Break out your state map (or GPS) and plan some trips to visit places around Massachusetts related to literature. You can use the resource to plan visits to museums like the home of Louisa May Alcott (Concord) or the House of Seven Gables (Salem) or The Mount, Edith Wharton’s home in Lenox. You can also explore the deep and rich history of African American authors in the state, from the Underground Railroad site in New Bedford, where Frederick Douglass settled for awhile, to Malcom X’s Roxbury home, to the home site of W.E.B. DuBois in Great Barrington, as well as his residence on Flagg St in Cambridge. He lived in the latter while attending Harvard, as he was not permitted a dormitory space on campus. While this resource is targeted at sites in Massachusetts, check out your own state’s Center for the Book to see if they have something similar.

Journal Targeter (JOT)

Created by the Townsend Lab at Yale University’s School of Public Health, this is another tool to help authors find the most appropriate journals to submit manuscripts for publication. Users enter the title, abstract, and references for their paper into the service and it generates a list of matches to pursue. This isn’t an uncommon question in my library, so tools like this are always helpful to recommend.

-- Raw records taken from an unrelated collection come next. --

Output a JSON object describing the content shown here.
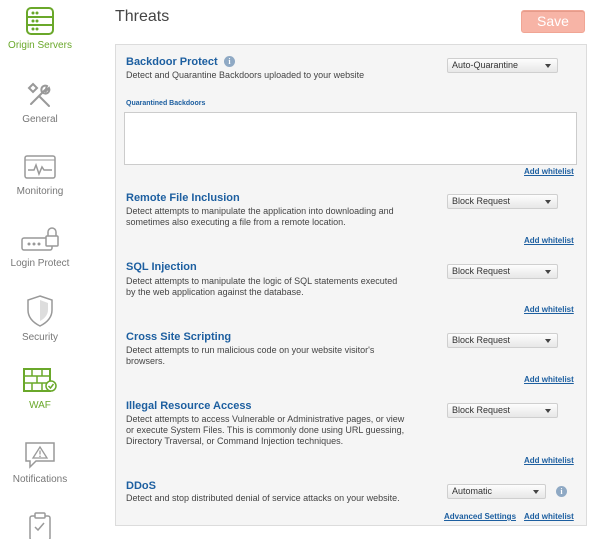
{
  "sidebar": {
    "items": [
      {
        "label": "Origin Servers",
        "icon": "server-icon",
        "active": true
      },
      {
        "label": "General",
        "icon": "tools-icon",
        "active": false
      },
      {
        "label": "Monitoring",
        "icon": "monitor-icon",
        "active": false
      },
      {
        "label": "Login Protect",
        "icon": "lock-icon",
        "active": false
      },
      {
        "label": "Security",
        "icon": "shield-icon",
        "active": false
      },
      {
        "label": "WAF",
        "icon": "firewall-icon",
        "active": true
      },
      {
        "label": "Notifications",
        "icon": "alert-icon",
        "active": false
      }
    ]
  },
  "header": {
    "title": "Threats",
    "save_label": "Save"
  },
  "colors": {
    "active_green": "#6aa82a",
    "link_blue": "#1d5fa0",
    "save_bg": "#f7b4a6"
  },
  "rules": {
    "backdoor": {
      "title": "Backdoor Protect",
      "desc": "Detect and Quarantine Backdoors uploaded to your website",
      "select": "Auto-Quarantine",
      "quarantine_label": "Quarantined Backdoors",
      "link": "Add whitelist"
    },
    "rfi": {
      "title": "Remote File Inclusion",
      "desc1": "Detect attempts to manipulate the application into downloading and",
      "desc2": "sometimes also executing a file from a remote location.",
      "select": "Block Request",
      "link": "Add whitelist"
    },
    "sqli": {
      "title": "SQL Injection",
      "desc1": "Detect attempts to manipulate the logic of SQL statements executed",
      "desc2": "by the web application against the database.",
      "select": "Block Request",
      "link": "Add whitelist"
    },
    "xss": {
      "title": "Cross Site Scripting",
      "desc1": "Detect attempts to run malicious code on your website visitor's",
      "desc2": "browsers.",
      "select": "Block Request",
      "link": "Add whitelist"
    },
    "ira": {
      "title": "Illegal Resource Access",
      "desc1": "Detect attempts to access Vulnerable or Administrative pages, or view",
      "desc2": "or execute System Files. This is commonly done using URL guessing,",
      "desc3": "Directory Traversal, or Command Injection techniques.",
      "select": "Block Request",
      "link": "Add whitelist"
    },
    "ddos": {
      "title": "DDoS",
      "desc": "Detect and stop distributed denial of service attacks on your website.",
      "select": "Automatic",
      "advanced_link": "Advanced Settings",
      "link": "Add whitelist"
    }
  }
}
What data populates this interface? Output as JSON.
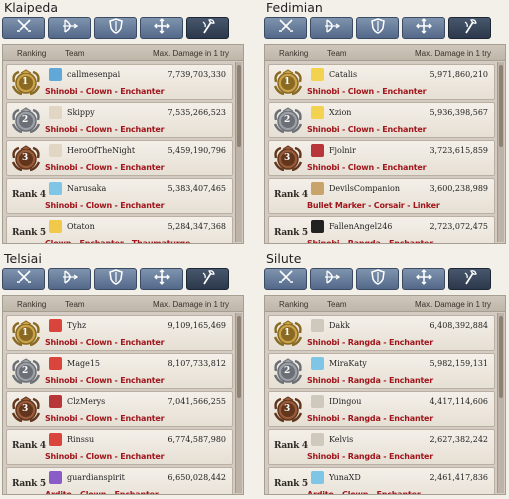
{
  "headers": {
    "ranking": "Ranking",
    "team": "Team",
    "damage": "Max. Damage in 1 try"
  },
  "colors": {
    "job_text": "#a0161c",
    "gold_medal": "#c9a24a",
    "silver_medal": "#9aa0a6",
    "bronze_medal": "#9a5b3a"
  },
  "tab_icons": [
    "swords-icon",
    "bow-icon",
    "shield-icon",
    "cross-arrows-icon",
    "staff-icon"
  ],
  "panels": [
    {
      "server": "Klaipeda",
      "rows": [
        {
          "rank": "1",
          "rank_label": "",
          "name": "callmesenpai",
          "damage": "7,739,703,330",
          "jobs": "Shinobi - Clown - Enchanter",
          "avatar": "#5fa8d8"
        },
        {
          "rank": "2",
          "rank_label": "",
          "name": "Skippy",
          "damage": "7,535,266,523",
          "jobs": "Shinobi - Clown - Enchanter",
          "avatar": "#e0d6c3"
        },
        {
          "rank": "3",
          "rank_label": "",
          "name": "HeroOfTheNight",
          "damage": "5,459,190,796",
          "jobs": "Shinobi - Clown - Enchanter",
          "avatar": "#e0d6c3"
        },
        {
          "rank": "",
          "rank_label": "Rank 4",
          "name": "Narusaka",
          "damage": "5,383,407,465",
          "jobs": "Shinobi - Clown - Enchanter",
          "avatar": "#7fc6e6"
        },
        {
          "rank": "",
          "rank_label": "Rank 5",
          "name": "Otaton",
          "damage": "5,284,347,368",
          "jobs": "Clown - Enchanter - Thaumaturge",
          "avatar": "#f0c84a"
        }
      ]
    },
    {
      "server": "Fedimian",
      "rows": [
        {
          "rank": "1",
          "rank_label": "",
          "name": "Catalis",
          "damage": "5,971,860,210",
          "jobs": "Shinobi - Clown - Enchanter",
          "avatar": "#f2d24e"
        },
        {
          "rank": "2",
          "rank_label": "",
          "name": "Xzion",
          "damage": "5,936,398,567",
          "jobs": "Shinobi - Clown - Enchanter",
          "avatar": "#f2d24e"
        },
        {
          "rank": "3",
          "rank_label": "",
          "name": "Fjolnir",
          "damage": "3,723,615,859",
          "jobs": "Shinobi - Clown - Enchanter",
          "avatar": "#b8353a"
        },
        {
          "rank": "",
          "rank_label": "Rank 4",
          "name": "DevilsCompanion",
          "damage": "3,600,238,989",
          "jobs": "Bullet Marker - Corsair - Linker",
          "avatar": "#c9a46a"
        },
        {
          "rank": "",
          "rank_label": "Rank 5",
          "name": "FallenAngel246",
          "damage": "2,723,072,475",
          "jobs": "Shinobi - Rangda - Enchanter",
          "avatar": "#222222"
        }
      ]
    },
    {
      "server": "Telsiai",
      "rows": [
        {
          "rank": "1",
          "rank_label": "",
          "name": "Tyhz",
          "damage": "9,109,165,469",
          "jobs": "Shinobi - Clown - Enchanter",
          "avatar": "#d9453d"
        },
        {
          "rank": "2",
          "rank_label": "",
          "name": "Mage15",
          "damage": "8,107,733,812",
          "jobs": "Shinobi - Clown - Enchanter",
          "avatar": "#d9453d"
        },
        {
          "rank": "3",
          "rank_label": "",
          "name": "ClzMerys",
          "damage": "7,041,566,255",
          "jobs": "Shinobi - Clown - Enchanter",
          "avatar": "#b8353a"
        },
        {
          "rank": "",
          "rank_label": "Rank 4",
          "name": "Rinssu",
          "damage": "6,774,587,980",
          "jobs": "Shinobi - Clown - Enchanter",
          "avatar": "#d9453d"
        },
        {
          "rank": "",
          "rank_label": "Rank 5",
          "name": "guardianspirit",
          "damage": "6,650,028,442",
          "jobs": "Ardito - Clown - Enchanter",
          "avatar": "#8a5cc7"
        }
      ]
    },
    {
      "server": "Silute",
      "rows": [
        {
          "rank": "1",
          "rank_label": "",
          "name": "Dakk",
          "damage": "6,408,392,884",
          "jobs": "Shinobi - Rangda - Enchanter",
          "avatar": "#cfc8bd"
        },
        {
          "rank": "2",
          "rank_label": "",
          "name": "MiraKaty",
          "damage": "5,982,159,131",
          "jobs": "Shinobi - Rangda - Enchanter",
          "avatar": "#7fc6e6"
        },
        {
          "rank": "3",
          "rank_label": "",
          "name": "IDingou",
          "damage": "4,417,114,606",
          "jobs": "Shinobi - Rangda - Enchanter",
          "avatar": "#cfc8bd"
        },
        {
          "rank": "",
          "rank_label": "Rank 4",
          "name": "Kelvis",
          "damage": "2,627,382,242",
          "jobs": "Shinobi - Rangda - Enchanter",
          "avatar": "#cfc8bd"
        },
        {
          "rank": "",
          "rank_label": "Rank 5",
          "name": "YunaXD",
          "damage": "2,461,417,836",
          "jobs": "Ardito - Clown - Enchanter",
          "avatar": "#7fc6e6"
        }
      ]
    }
  ]
}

The American Chemical Society’s Guide to Scholarly Communication

This resource from the ACS is filled with great information on scientific communication, scientific writing and publishing, peer review, data management, style conventions, graphics (many towards chemistry, of course), and an important chapter on inclusivity. This most recent chapter presents guidelines on writing and presenting related to age, disabilities and health conditions, gender and sexuality, diversity and inclusion, accessibility, socioeconomic status, and more. Another one I’ve bookmarked for easy reference in the future.

Cookie Monster’s Real Name is Sid

Not that you want to skip any of this, but if you scroll to the 7 minute mark, you’ll see!

A Question

What does anyone ever really get out of denying people the opportunity to read?